WASHINGTON – The nation’s highest court appeared ready Monday to give law enforcement the green light to use geofence warrants, a digital investigative method that tracks cellphone locations to identify potential criminal suspects near crime scenes.

During nearly two hours of oral arguments, the Supreme Court justices considered an appeal from Okello Chatrie, who admitted guilt in a bank robbery that occurred in a Richmond, Virginia suburb.

Law enforcement had been unable to track down Chatrie until they employed a geofence warrant – an advanced digital investigative technique that creates an electronic perimeter and identifies mobile devices present near the financial institution during the timeframe of the May 2019 robbery.

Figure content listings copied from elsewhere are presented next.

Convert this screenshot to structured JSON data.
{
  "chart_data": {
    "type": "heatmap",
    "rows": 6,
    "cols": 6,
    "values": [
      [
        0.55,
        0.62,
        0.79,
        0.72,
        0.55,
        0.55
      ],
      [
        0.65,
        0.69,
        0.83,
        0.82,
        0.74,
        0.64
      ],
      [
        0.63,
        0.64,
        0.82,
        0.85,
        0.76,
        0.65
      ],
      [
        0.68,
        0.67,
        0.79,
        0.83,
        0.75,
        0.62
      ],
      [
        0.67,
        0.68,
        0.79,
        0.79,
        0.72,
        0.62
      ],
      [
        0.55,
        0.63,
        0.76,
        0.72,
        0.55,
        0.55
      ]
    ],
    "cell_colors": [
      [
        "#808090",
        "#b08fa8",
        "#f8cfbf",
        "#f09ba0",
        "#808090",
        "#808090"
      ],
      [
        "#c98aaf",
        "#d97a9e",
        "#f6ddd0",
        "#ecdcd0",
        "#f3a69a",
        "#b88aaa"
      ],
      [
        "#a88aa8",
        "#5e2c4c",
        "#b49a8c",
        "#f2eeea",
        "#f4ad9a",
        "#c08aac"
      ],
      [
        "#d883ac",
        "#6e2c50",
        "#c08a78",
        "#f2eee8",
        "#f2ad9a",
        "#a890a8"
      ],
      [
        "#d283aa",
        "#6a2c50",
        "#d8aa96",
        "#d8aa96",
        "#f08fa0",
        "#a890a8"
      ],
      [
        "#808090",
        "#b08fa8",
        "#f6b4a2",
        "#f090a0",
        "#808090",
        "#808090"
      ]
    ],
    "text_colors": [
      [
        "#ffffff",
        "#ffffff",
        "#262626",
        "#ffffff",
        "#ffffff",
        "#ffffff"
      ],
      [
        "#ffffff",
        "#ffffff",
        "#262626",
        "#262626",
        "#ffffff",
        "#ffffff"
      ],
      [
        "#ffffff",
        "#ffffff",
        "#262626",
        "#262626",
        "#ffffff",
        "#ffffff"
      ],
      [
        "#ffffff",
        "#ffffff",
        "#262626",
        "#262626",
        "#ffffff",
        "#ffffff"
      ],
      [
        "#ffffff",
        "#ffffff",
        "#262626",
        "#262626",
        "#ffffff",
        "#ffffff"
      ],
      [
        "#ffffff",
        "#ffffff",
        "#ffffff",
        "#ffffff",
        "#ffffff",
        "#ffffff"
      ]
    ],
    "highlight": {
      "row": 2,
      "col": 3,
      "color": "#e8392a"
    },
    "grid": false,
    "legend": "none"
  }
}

The court’s justices appeared skeptical of arguments presented by Chatrie’s attorney, Adam Unikowsky, who contended that these location-tracking warrants are overly broad and violate Fourth Amendment protections against unreasonable government searches.

Justice Sonia Sotomayor indicated the warrant used to identify Chatrie appeared appropriately specific rather than overly general. “This isn’t that. It identifies a place, a crime, a timeframe,” Sotomayor stated.

The Richmond-based federal appeals court confirmed Chatrie’s conviction in a split decision. However, a different federal appeals court in New Orleans reached the opposite conclusion, determining that geofence warrants “are general warrants categorically prohibited by the Fourth Amendment.”

This case represents another instance where the Supreme Court must determine how constitutional protections written in 1791 should apply to modern technology that the nation’s founding fathers could never have anticipated.

The justices appeared interested in crafting a narrow decision rather than sweeping changes. They might establish restrictions on the timeframes and geographic boundaries for such warrants, or potentially avoid determining whether the police actions in Chatrie’s situation even constituted a search requiring judicial approval.

Alternatively, the court could decide that if warrants are necessary, law enforcement may legally perform geofence investigations within constitutional bounds.

Even if Chatrie, who received nearly 12 years in prison, wins his appeal, it may not change his situation. The federal judge who determined the search violated his constitutional rights still permitted the evidence because the investigating officer had reasonable grounds to believe his actions were lawful.